5. the method according to claim 4 that failure is automatically analyzed based on linux operation system informations, it is characterised in that： By curstomer's site, research and development department, the fault message and solution that test organization and operation maintenance personnel obtain, refinement is out of order rule Then storehouse field；Meanwhile the data in training set are accurately positioned specific equipment, failure cause is analysed in depth.
6. the method that failure is automatically analyzed based on linux operation system informations according to claim 4 or 5, its feature are existed In：Diagnosis rule storehouse field includes machine models, operating system, fault category, trouble unit, daily record rank, and daily record is detailed Thin information, keyword, log path, problem description and solution.
7. the method according to claim 5 that failure is automatically analyzed based on linux operation system informations, it is characterised in that： When data in training set are accurately positioned CPU and memory failure, CPU events and internal memory event are read, parses mcelog, positioning Failure CPU and core position；PCIE failures are positioned, read PCIE events, according to the machine silk-screen table of comparisons, match corresponding insert Groove information；CallTrace failure error-reporting routine sections are positioned, analyze CallTrace event logs, excavate function call stack, deeply Analyzing failure cause.
8. the method according to claim 4 that failure is automatically analyzed based on linux operation system informations, it is characterised in that： Using random forests algorithm, the forest being made up of decision tree is generated, merger processing is carried out to fault message, passes through more decision trees Phenomenon of the failure is voted, failure judgement, and take corresponding solution.

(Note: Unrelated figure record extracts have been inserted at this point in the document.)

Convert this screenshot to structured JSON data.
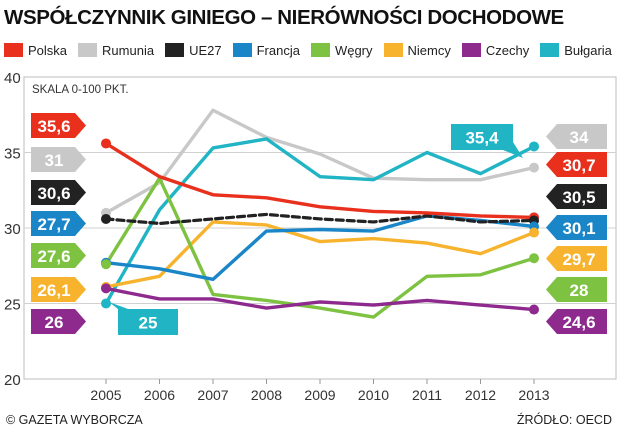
{
  "title": "WSPÓŁCZYNNIK GINIEGO – NIERÓWNOŚCI DOCHODOWE",
  "footer": {
    "left": "© GAZETA WYBORCZA",
    "right": "ŹRÓDŁO: OECD"
  },
  "chart_data": {
    "type": "line",
    "title": "WSPÓŁCZYNNIK GINIEGO – NIERÓWNOŚCI DOCHODOWE",
    "scale_note": "SKALA 0-100 PKT.",
    "x": [
      "2005",
      "2006",
      "2007",
      "2008",
      "2009",
      "2010",
      "2011",
      "2012",
      "2013"
    ],
    "ylim": [
      20,
      40
    ],
    "yticks": [
      "20",
      "25",
      "30",
      "35",
      "40"
    ],
    "grid": true,
    "legend_position": "top",
    "series": [
      {
        "name": "Polska",
        "color": "#e8301d",
        "values": [
          35.6,
          33.4,
          32.2,
          32.0,
          31.4,
          31.1,
          31.0,
          30.8,
          30.7
        ],
        "start_label": "35,6",
        "end_label": "30,7"
      },
      {
        "name": "Rumunia",
        "color": "#c8c8c8",
        "values": [
          31.0,
          33.0,
          37.8,
          36.0,
          34.9,
          33.3,
          33.2,
          33.2,
          34.0
        ],
        "start_label": "31",
        "end_label": "34"
      },
      {
        "name": "UE27",
        "color": "#222222",
        "dashed": true,
        "values": [
          30.6,
          30.3,
          30.6,
          30.9,
          30.6,
          30.4,
          30.8,
          30.4,
          30.5
        ],
        "start_label": "30,6",
        "end_label": "30,5"
      },
      {
        "name": "Francja",
        "color": "#1a86c8",
        "values": [
          27.7,
          27.3,
          26.6,
          29.8,
          29.9,
          29.8,
          30.8,
          30.5,
          30.1
        ],
        "start_label": "27,7",
        "end_label": "30,1"
      },
      {
        "name": "Węgry",
        "color": "#7ec242",
        "values": [
          27.6,
          33.3,
          25.6,
          25.2,
          24.7,
          24.1,
          26.8,
          26.9,
          28.0
        ],
        "start_label": "27,6",
        "end_label": "28"
      },
      {
        "name": "Niemcy",
        "color": "#f7b32d",
        "values": [
          26.1,
          26.8,
          30.4,
          30.2,
          29.1,
          29.3,
          29.0,
          28.3,
          29.7
        ],
        "start_label": "26,1",
        "end_label": "29,7"
      },
      {
        "name": "Czechy",
        "color": "#8e2a8e",
        "values": [
          26.0,
          25.3,
          25.3,
          24.7,
          25.1,
          24.9,
          25.2,
          24.9,
          24.6
        ],
        "start_label": "26",
        "end_label": "24,6"
      },
      {
        "name": "Bułgaria",
        "color": "#20b4c4",
        "values": [
          25.0,
          31.2,
          35.3,
          35.9,
          33.4,
          33.2,
          35.0,
          33.6,
          35.4
        ],
        "start_label": "25",
        "end_label": "35,4"
      }
    ]
  }
}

9. the method according to claim 1 that failure is automatically analyzed based on linux operation system informations, it is characterised in that： The step（3）In, when occurring EMS memory error in operation system information, fault category is system；Trouble unit is Memory；Daily record rank is critical；Keyword is Memory Controller, Err；Log path is /var/log/ mcelog；Problem description is Memory Controller Hub failure；Solution method is memory failure, confirm to change behind specific core position in Deposit.